En signe de gratitude, la princesse Lalla Joumala Alaouialors ambassadeur du Maroc aux États-Unis, a remis à Trump l'Ordre de Mahomet lors d'une cérémonie privée dans le bureau ovale en janvier 2021. Conseiller principal et gendre de Trump à la Maison Blanche, Jared Kushneret l'envoyé au Moyen-Orient Avi Berkowitz, ont reçu d'autres prix pour leur travail sur l'accord Israël-Maroc.
Le Maroc est l'un des pays où le retour de Trump à la Maison Blanche était le plus attendu
Le Maroc veut désormais profiter de son retour en scène pour avancer les concessions de Washington, dans un contexte marqué par la récente visite de Macron à Rabat et sa reconnaissance de l'identité marocaine du Sahara. Cette même semaine, la diplomatie française a rappelé que la dynamique pro-marocaine n'est pas seulement française, mais qu'il existe d'autres pays importants qui se sont également exprimés dans le même sens, comme les Etats-Unis, l'Allemagne ou l'Espagne. La Moncloa a également cité la décision de Trump, un leader populiste qu'elle conteste, pour justifier un virage copernicien censuré par tout l'arc parlementaire, y compris son partenaire de coalition.
Les quatre années de Biden n’ont pas permis de réaliser de nouveaux progrès. En mai 2023, après une conversation entre le secrétaire d'État Anthony Blinken et son homologue marocain Naser BuritaWashington a qualifié le plan d'autonomie de « l'une des nombreuses approches possibles pour satisfaire les aspirations du peuple du Sahara occidental », une reconnaissance qui n'a pas plu à Rabat. La preuve de ce manque de progrès est l'absence toujours d'un consulat américain au Sahara occidental. territoires occupés.
« Le Maroc est l'un des pays et des systèmes politiques où le retour de Trump à la Maison Blanche était le plus attendu », affirme-t-il lors d'un entretien avec L'Indépendant Haizam Amirah Fernández, Analyste expert en Afrique du Nord et au Moyen-Orient.
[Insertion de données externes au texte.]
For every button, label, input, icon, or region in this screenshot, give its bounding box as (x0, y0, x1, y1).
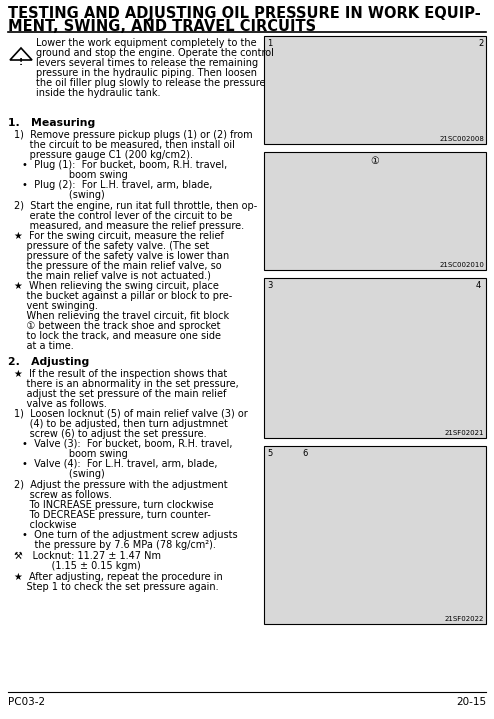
Text: 21SC002010: 21SC002010 (439, 262, 484, 268)
Text: ★  For the swing circuit, measure the relief: ★ For the swing circuit, measure the rel… (14, 231, 224, 241)
Text: 21SF02021: 21SF02021 (445, 430, 484, 436)
Text: 2: 2 (478, 39, 483, 48)
Text: 2)  Start the engine, run itat full throttle, then op-: 2) Start the engine, run itat full throt… (14, 201, 257, 211)
Text: ⚒ Locknut: 11.27 ± 1.47 Nm: ⚒ Locknut: 11.27 ± 1.47 Nm (14, 551, 161, 561)
Text: inside the hydraulic tank.: inside the hydraulic tank. (36, 88, 161, 98)
Text: (swing): (swing) (22, 190, 105, 200)
Text: 4: 4 (476, 281, 481, 290)
Text: pressure of the safety valve. (The set: pressure of the safety valve. (The set (14, 241, 209, 251)
Text: •  Valve (4):  For L.H. travel, arm, blade,: • Valve (4): For L.H. travel, arm, blade… (22, 459, 217, 469)
Bar (264, 446, 486, 624)
Text: 20-15: 20-15 (456, 697, 486, 707)
Text: 6: 6 (302, 449, 307, 458)
Text: ★  When relieving the swing circuit, place: ★ When relieving the swing circuit, plac… (14, 281, 219, 291)
Text: ★  If the result of the inspection shows that: ★ If the result of the inspection shows … (14, 369, 227, 379)
Text: boom swing: boom swing (22, 170, 128, 180)
Text: pressure gauge C1 (200 kg/cm2).: pressure gauge C1 (200 kg/cm2). (14, 150, 193, 160)
Bar (264, 278, 486, 438)
Text: at a time.: at a time. (14, 341, 74, 351)
Text: ①: ① (370, 156, 379, 166)
Text: (4) to be adjusted, then turn adjustmnet: (4) to be adjusted, then turn adjustmnet (14, 419, 228, 429)
Text: ground and stop the engine. Operate the control: ground and stop the engine. Operate the … (36, 48, 274, 58)
Text: valve as follows.: valve as follows. (14, 399, 107, 409)
Text: adjust the set pressure of the main relief: adjust the set pressure of the main reli… (14, 389, 226, 399)
Bar (264, 152, 486, 270)
Text: screw (6) to adjust the set pressure.: screw (6) to adjust the set pressure. (14, 429, 206, 439)
Text: measured, and measure the relief pressure.: measured, and measure the relief pressur… (14, 221, 244, 231)
Text: 3: 3 (267, 281, 272, 290)
Text: 1)  Loosen locknut (5) of main relief valve (3) or: 1) Loosen locknut (5) of main relief val… (14, 409, 248, 419)
Text: ★  After adjusting, repeat the procedure in: ★ After adjusting, repeat the procedure … (14, 572, 223, 582)
Text: To INCREASE pressure, turn clockwise: To INCREASE pressure, turn clockwise (14, 500, 213, 510)
Text: Lower the work equipment completely to the: Lower the work equipment completely to t… (36, 38, 256, 48)
Text: PC03-2: PC03-2 (8, 697, 45, 707)
Text: When relieving the travel circuit, fit block: When relieving the travel circuit, fit b… (14, 311, 229, 321)
Bar (264, 36, 486, 144)
Text: Step 1 to check the set pressure again.: Step 1 to check the set pressure again. (14, 582, 219, 592)
Text: the circuit to be measured, then install oil: the circuit to be measured, then install… (14, 140, 235, 150)
Text: !: ! (19, 58, 23, 67)
Text: To DECREASE pressure, turn counter-: To DECREASE pressure, turn counter- (14, 510, 211, 520)
Text: pressure in the hydraulic piping. Then loosen: pressure in the hydraulic piping. Then l… (36, 68, 257, 78)
Text: 1: 1 (267, 39, 272, 48)
Text: boom swing: boom swing (22, 449, 128, 459)
Text: ① between the track shoe and sprocket: ① between the track shoe and sprocket (14, 321, 220, 331)
Text: •  One turn of the adjustment screw adjusts: • One turn of the adjustment screw adjus… (22, 530, 238, 540)
Text: 5: 5 (267, 449, 272, 458)
Text: the pressure by 7.6 MPa (78 kg/cm²).: the pressure by 7.6 MPa (78 kg/cm²). (22, 540, 216, 550)
Text: erate the control lever of the circuit to be: erate the control lever of the circuit t… (14, 211, 232, 221)
Text: 21SF02022: 21SF02022 (445, 616, 484, 622)
Text: the oil filler plug slowly to release the pressure: the oil filler plug slowly to release th… (36, 78, 265, 88)
Text: to lock the track, and measure one side: to lock the track, and measure one side (14, 331, 221, 341)
Text: 21SC002008: 21SC002008 (439, 136, 484, 142)
Text: the pressure of the main relief valve, so: the pressure of the main relief valve, s… (14, 261, 222, 271)
Text: the bucket against a pillar or block to pre-: the bucket against a pillar or block to … (14, 291, 232, 301)
Text: •  Plug (1):  For bucket, boom, R.H. travel,: • Plug (1): For bucket, boom, R.H. trave… (22, 160, 227, 170)
Text: TESTING AND ADJUSTING OIL PRESSURE IN WORK EQUIP-: TESTING AND ADJUSTING OIL PRESSURE IN WO… (8, 6, 481, 21)
Text: MENT, SWING, AND TRAVEL CIRCUITS: MENT, SWING, AND TRAVEL CIRCUITS (8, 19, 316, 34)
Text: 2.   Adjusting: 2. Adjusting (8, 357, 89, 367)
Text: 1.   Measuring: 1. Measuring (8, 118, 95, 128)
Text: vent swinging.: vent swinging. (14, 301, 98, 311)
Text: 1)  Remove pressure pickup plugs (1) or (2) from: 1) Remove pressure pickup plugs (1) or (… (14, 130, 252, 140)
Text: 2)  Adjust the pressure with the adjustment: 2) Adjust the pressure with the adjustme… (14, 480, 228, 490)
Text: (1.15 ± 0.15 kgm): (1.15 ± 0.15 kgm) (14, 561, 141, 571)
Text: •  Plug (2):  For L.H. travel, arm, blade,: • Plug (2): For L.H. travel, arm, blade, (22, 180, 212, 190)
Text: there is an abnormality in the set pressure,: there is an abnormality in the set press… (14, 379, 239, 389)
Text: the main relief valve is not actuated.): the main relief valve is not actuated.) (14, 271, 211, 281)
Text: •  Valve (3):  For bucket, boom, R.H. travel,: • Valve (3): For bucket, boom, R.H. trav… (22, 439, 233, 449)
Text: pressure of the safety valve is lower than: pressure of the safety valve is lower th… (14, 251, 229, 261)
Text: (swing): (swing) (22, 469, 105, 479)
Text: clockwise: clockwise (14, 520, 77, 530)
Text: screw as follows.: screw as follows. (14, 490, 112, 500)
Text: levers several times to release the remaining: levers several times to release the rema… (36, 58, 258, 68)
La nouvelle présidence de Trump coïncide avec l'ultimatum lancé par l'envoyé de l'ONU pour le Sahara, Staffan de Mistura, qui pourrait quitter son poste si des années de paralysie dans le conflit ne prennent pas fin dans six mois. « La photographie de l'ambassadeur du Maroc accordant à Trump la plus haute reconnaissance quelques jours après l'assaut du Capitole indique qu'il existe une connexion et un intérêt communs », ajoute-t-il. La principale inconnue désormais, souligne l’analyste, est « dans quelle mesure cette reconnaissance va s’approfondir avec l’ouverture de consultations au Sahara ou les manœuvres militaires conjointes sur le territoire du Sahara ».